A wheel of mass `5 kg` and radius `0.40 m` is rolling on a road without sliding with angular velocity `10 rad s^-1`. The moment of ineria of the wheel about the axis of rotation is `0.65 kg m^2`. The percentage of kinetic energy of rotate in the total kinetic energy of the wheel is.

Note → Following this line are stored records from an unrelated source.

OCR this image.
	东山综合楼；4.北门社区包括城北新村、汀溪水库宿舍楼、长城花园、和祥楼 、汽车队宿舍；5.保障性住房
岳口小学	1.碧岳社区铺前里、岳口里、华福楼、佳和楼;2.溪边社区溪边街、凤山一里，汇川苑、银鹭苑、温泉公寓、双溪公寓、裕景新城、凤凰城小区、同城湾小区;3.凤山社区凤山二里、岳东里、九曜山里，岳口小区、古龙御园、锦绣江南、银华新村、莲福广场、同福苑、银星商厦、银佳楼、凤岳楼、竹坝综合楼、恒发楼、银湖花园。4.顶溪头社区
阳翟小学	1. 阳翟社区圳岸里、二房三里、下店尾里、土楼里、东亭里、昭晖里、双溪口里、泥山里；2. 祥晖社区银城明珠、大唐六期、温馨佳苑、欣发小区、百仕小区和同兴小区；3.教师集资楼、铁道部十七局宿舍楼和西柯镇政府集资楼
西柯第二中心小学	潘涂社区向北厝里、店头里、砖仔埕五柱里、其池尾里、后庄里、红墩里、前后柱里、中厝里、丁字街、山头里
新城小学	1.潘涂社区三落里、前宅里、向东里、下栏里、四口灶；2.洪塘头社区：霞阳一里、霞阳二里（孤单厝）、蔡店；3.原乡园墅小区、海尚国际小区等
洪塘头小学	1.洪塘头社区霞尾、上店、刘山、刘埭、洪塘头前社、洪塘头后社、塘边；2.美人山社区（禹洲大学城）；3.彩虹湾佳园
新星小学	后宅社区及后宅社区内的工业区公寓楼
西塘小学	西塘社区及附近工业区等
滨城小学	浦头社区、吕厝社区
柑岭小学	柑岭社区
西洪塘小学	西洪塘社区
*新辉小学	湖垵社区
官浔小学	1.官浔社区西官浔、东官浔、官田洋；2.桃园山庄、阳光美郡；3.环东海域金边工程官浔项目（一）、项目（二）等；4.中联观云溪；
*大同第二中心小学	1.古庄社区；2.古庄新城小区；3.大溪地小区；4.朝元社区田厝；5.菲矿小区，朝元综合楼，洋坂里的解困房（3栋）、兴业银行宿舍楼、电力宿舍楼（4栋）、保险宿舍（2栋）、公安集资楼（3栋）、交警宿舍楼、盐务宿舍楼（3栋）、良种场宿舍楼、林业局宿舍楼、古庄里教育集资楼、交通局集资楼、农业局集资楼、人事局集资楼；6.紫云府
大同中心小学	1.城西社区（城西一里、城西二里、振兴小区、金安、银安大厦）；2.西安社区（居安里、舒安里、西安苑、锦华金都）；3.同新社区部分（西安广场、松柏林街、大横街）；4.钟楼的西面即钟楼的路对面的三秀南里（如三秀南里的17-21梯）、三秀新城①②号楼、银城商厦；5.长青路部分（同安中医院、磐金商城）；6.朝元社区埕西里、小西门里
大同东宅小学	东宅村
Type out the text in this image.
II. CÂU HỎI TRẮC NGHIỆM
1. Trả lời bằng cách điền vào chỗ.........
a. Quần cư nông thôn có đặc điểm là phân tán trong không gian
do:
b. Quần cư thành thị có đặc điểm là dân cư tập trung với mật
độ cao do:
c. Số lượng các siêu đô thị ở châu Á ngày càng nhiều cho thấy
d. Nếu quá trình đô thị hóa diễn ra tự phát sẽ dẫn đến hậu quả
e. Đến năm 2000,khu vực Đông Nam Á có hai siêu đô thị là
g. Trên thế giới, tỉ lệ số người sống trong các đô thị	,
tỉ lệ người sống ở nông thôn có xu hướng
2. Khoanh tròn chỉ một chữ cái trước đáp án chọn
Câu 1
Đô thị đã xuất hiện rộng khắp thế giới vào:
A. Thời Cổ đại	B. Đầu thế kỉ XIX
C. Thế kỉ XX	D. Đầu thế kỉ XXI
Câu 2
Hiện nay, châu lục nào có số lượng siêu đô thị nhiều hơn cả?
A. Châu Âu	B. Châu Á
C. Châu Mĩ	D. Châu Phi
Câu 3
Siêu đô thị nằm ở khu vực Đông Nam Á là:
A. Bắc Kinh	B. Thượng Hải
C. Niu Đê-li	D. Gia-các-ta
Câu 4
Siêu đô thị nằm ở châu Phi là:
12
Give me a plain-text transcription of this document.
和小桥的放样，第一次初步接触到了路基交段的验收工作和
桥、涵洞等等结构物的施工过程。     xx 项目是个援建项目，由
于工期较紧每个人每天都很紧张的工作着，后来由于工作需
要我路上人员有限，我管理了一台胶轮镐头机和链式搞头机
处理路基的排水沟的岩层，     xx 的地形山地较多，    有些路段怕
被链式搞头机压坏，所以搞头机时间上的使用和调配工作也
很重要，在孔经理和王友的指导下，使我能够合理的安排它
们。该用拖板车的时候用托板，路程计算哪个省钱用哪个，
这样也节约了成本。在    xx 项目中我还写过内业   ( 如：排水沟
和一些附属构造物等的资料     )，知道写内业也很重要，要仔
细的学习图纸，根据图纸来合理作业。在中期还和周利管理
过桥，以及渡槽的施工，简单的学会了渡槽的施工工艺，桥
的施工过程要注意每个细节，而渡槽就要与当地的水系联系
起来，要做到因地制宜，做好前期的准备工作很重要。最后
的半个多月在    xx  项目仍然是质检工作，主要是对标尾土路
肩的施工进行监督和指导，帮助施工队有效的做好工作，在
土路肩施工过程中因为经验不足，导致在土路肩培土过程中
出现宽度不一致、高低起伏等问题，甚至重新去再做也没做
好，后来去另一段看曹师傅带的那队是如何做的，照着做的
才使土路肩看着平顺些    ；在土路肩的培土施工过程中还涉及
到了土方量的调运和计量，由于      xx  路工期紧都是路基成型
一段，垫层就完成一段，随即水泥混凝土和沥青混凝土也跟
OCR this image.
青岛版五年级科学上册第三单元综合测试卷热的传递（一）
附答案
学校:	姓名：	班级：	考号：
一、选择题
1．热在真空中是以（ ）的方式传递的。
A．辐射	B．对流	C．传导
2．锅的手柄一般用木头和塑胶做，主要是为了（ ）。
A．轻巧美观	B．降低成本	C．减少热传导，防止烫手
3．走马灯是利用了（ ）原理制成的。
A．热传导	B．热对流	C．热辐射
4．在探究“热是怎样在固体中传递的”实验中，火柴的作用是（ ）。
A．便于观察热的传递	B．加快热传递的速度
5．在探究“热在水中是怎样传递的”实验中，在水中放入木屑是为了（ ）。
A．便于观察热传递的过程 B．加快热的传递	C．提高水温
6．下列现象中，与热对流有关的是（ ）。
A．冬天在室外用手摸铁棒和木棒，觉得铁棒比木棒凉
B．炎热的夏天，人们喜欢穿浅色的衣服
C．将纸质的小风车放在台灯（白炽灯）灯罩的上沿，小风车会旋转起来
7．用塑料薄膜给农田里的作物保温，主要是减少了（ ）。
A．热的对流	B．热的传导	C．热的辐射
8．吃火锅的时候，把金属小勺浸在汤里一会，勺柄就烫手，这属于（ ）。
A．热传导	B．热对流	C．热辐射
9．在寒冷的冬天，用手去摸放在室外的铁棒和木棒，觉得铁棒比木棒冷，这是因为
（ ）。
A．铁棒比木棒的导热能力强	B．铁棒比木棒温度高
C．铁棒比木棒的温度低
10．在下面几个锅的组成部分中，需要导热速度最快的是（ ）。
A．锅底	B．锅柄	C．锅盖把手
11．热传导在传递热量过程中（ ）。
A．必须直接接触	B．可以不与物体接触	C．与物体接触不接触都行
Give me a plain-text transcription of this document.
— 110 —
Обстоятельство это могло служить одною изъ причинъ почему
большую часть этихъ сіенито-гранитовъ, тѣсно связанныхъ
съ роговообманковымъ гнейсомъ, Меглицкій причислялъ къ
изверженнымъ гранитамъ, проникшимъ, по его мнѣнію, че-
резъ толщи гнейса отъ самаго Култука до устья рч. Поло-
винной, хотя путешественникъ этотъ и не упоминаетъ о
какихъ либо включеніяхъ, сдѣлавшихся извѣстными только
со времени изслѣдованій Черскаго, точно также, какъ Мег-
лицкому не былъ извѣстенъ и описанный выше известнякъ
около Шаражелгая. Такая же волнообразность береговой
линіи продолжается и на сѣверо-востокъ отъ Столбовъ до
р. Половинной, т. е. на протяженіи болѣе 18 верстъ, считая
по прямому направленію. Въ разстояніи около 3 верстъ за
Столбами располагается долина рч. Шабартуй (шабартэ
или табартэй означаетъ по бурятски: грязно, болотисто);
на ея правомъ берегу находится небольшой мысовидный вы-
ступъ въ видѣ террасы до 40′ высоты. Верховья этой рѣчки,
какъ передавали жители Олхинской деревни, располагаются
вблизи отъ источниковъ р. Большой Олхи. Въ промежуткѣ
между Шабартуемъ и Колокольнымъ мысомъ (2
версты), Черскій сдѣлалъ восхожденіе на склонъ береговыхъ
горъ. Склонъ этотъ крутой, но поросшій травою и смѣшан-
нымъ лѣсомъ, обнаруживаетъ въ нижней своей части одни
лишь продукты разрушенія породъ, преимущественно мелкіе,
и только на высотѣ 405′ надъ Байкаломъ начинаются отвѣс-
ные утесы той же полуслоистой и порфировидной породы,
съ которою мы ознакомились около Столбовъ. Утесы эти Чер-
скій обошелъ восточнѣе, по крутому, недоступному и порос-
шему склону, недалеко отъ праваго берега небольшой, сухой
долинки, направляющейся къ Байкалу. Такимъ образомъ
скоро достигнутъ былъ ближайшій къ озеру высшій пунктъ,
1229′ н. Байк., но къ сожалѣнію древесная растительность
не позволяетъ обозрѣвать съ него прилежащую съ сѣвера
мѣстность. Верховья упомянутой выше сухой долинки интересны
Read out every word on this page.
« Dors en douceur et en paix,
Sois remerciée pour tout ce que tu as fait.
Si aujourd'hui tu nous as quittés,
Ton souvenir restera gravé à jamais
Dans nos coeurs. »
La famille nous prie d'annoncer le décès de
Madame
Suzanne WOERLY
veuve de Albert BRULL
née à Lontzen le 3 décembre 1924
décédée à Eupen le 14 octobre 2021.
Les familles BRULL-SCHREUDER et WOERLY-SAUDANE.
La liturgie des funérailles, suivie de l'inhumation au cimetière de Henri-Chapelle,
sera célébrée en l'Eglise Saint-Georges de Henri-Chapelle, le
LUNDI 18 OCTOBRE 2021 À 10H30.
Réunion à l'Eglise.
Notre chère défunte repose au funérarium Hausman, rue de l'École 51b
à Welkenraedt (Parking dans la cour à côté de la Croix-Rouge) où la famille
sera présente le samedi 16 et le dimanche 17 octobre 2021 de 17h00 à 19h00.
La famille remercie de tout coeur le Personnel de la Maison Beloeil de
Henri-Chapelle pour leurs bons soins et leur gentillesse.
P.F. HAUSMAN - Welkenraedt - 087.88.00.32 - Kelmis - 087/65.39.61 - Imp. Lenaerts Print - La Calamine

To solve the problem, we will calculate the translational kinetic energy, rotational kinetic energy, and then find the percentage of rotational kinetic energy in the total kinetic energy of the wheel. ### Step-by-Step Solution: 1. **Given Data:** - Mass of the wheel, \( m = 5 \, \text{kg} \) - Radius of the wheel, \( r = 0.40 \, \text{m} \) - Angular velocity, \( \omega = 10 \, \text{rad/s} \) - Moment of inertia, \( I = 0.65 \, \text{kg m}^2 \) 2. **Calculate the Translational Velocity:** The translational velocity \( v \) of the wheel can be calculated using the relation: \[ v = \omega r \] Substituting the values: \[ v = 10 \, \text{rad/s} \times 0.40 \, \text{m} = 4 \, \text{m/s} \] 3. **Calculate the Translational Kinetic Energy:** The translational kinetic energy \( KE_{trans} \) is given by: \[ KE_{trans} = \frac{1}{2} m v^2 \] Substituting the values: \[ KE_{trans} = \frac{1}{2} \times 5 \, \text{kg} \times (4 \, \text{m/s})^2 = \frac{1}{2} \times 5 \times 16 = 40 \, \text{J} \] 4. **Calculate the Rotational Kinetic Energy:** The rotational kinetic energy \( KE_{rot} \) is given by: \[ KE_{rot} = \frac{1}{2} I \omega^2 \] Substituting the values: \[ KE_{rot} = \frac{1}{2} \times 0.65 \, \text{kg m}^2 \times (10 \, \text{rad/s})^2 = \frac{1}{2} \times 0.65 \times 100 = 32.5 \, \text{J} \] 5. **Calculate the Total Kinetic Energy:** The total kinetic energy \( KE_{total} \) is the sum of translational and rotational kinetic energies: \[ KE_{total} = KE_{trans} + KE_{rot} = 40 \, \text{J} + 32.5 \, \text{J} = 72.5 \, \text{J} \] 6. **Calculate the Percentage of Rotational Kinetic Energy:** The percentage of rotational kinetic energy in the total kinetic energy is given by: \[ \text{Percentage} = \left( \frac{KE_{rot}}{KE_{total}} \right) \times 100 \] Substituting the values: \[ \text{Percentage} = \left( \frac{32.5 \, \text{J}}{72.5 \, \text{J}} \right) \times 100 \approx 44.83\% \] ### Final Answer: The percentage of kinetic energy of rotation in the total kinetic energy of the wheel is approximately **44.8%**.